On peut jouer différemment tout le monde ensemble, se séparer des minutes, on peut jouer beaucoup avec ça. On a un top 9 de qualité. C’est super important pour un coach. Il peut répartir tes minutes de la bonne façon, a-t-il indiqué.

Pas nécessairement le discours du lion qui se taille sa part en premier, avant de laisser ses subalternes se sustenter de ses restes gracieusement abandonnés à leur intention. Enfin, on imagine.

Bien préparé

Pour ce qui est de sa forme physique, le natif de Victoriaville s’est dit fin prêt pour le camp, si d’aventure il y en a un.

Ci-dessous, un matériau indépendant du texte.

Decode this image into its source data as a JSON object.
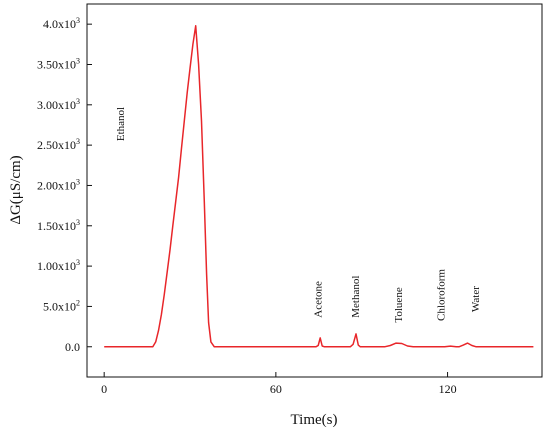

Danault n’a pas voulu révéler son secret, mais il a confirmé avoir trouvé un endroit pour s’entraîner patins aux pieds. Suffisamment même pour peaufiner certaines lacunes. Il a également poursuivi le travail avec un psychologue sportif qu’il consulte depuis quelques années.

Le Québécois ne laisse rien au hasard et espère que ses efforts seront récompensés, au sens propre comme au figuré.

Il l’a d’ailleurs été, récompensé, mardi, puisque le Canadien lui a décerné le trophée Jean-Béliveau, remis au joueur de l’équipe s’étant le plus démarqué par ses actions et par sa générosité au sein de la communauté.

En compagnie de sa femme, Marie-Pierre Fortin, Danault a mis sur pied une fondation qui se donne la mission de lutter contre l’intimidation, la violence et la discrimination en milieu scolaire.

C’est un trophée extraordinaire, a lancé Danault. Depuis que je suis jeune, je fais le plus d’actions possible pour rendre les gens heureux et pour ceux qui en ont besoin. La présence est importante dans la communauté. J’essaie de m’impliquer le plus possible. On ne s’attend jamais à se faire récompenser pour ça. On le fait pour le bien de tous […] Ça fait chaud au cœur. Je ne l’ai pas gagné seul, ma femme m’aide dans l’ombre et on a gagné ce trophée-là ensemble.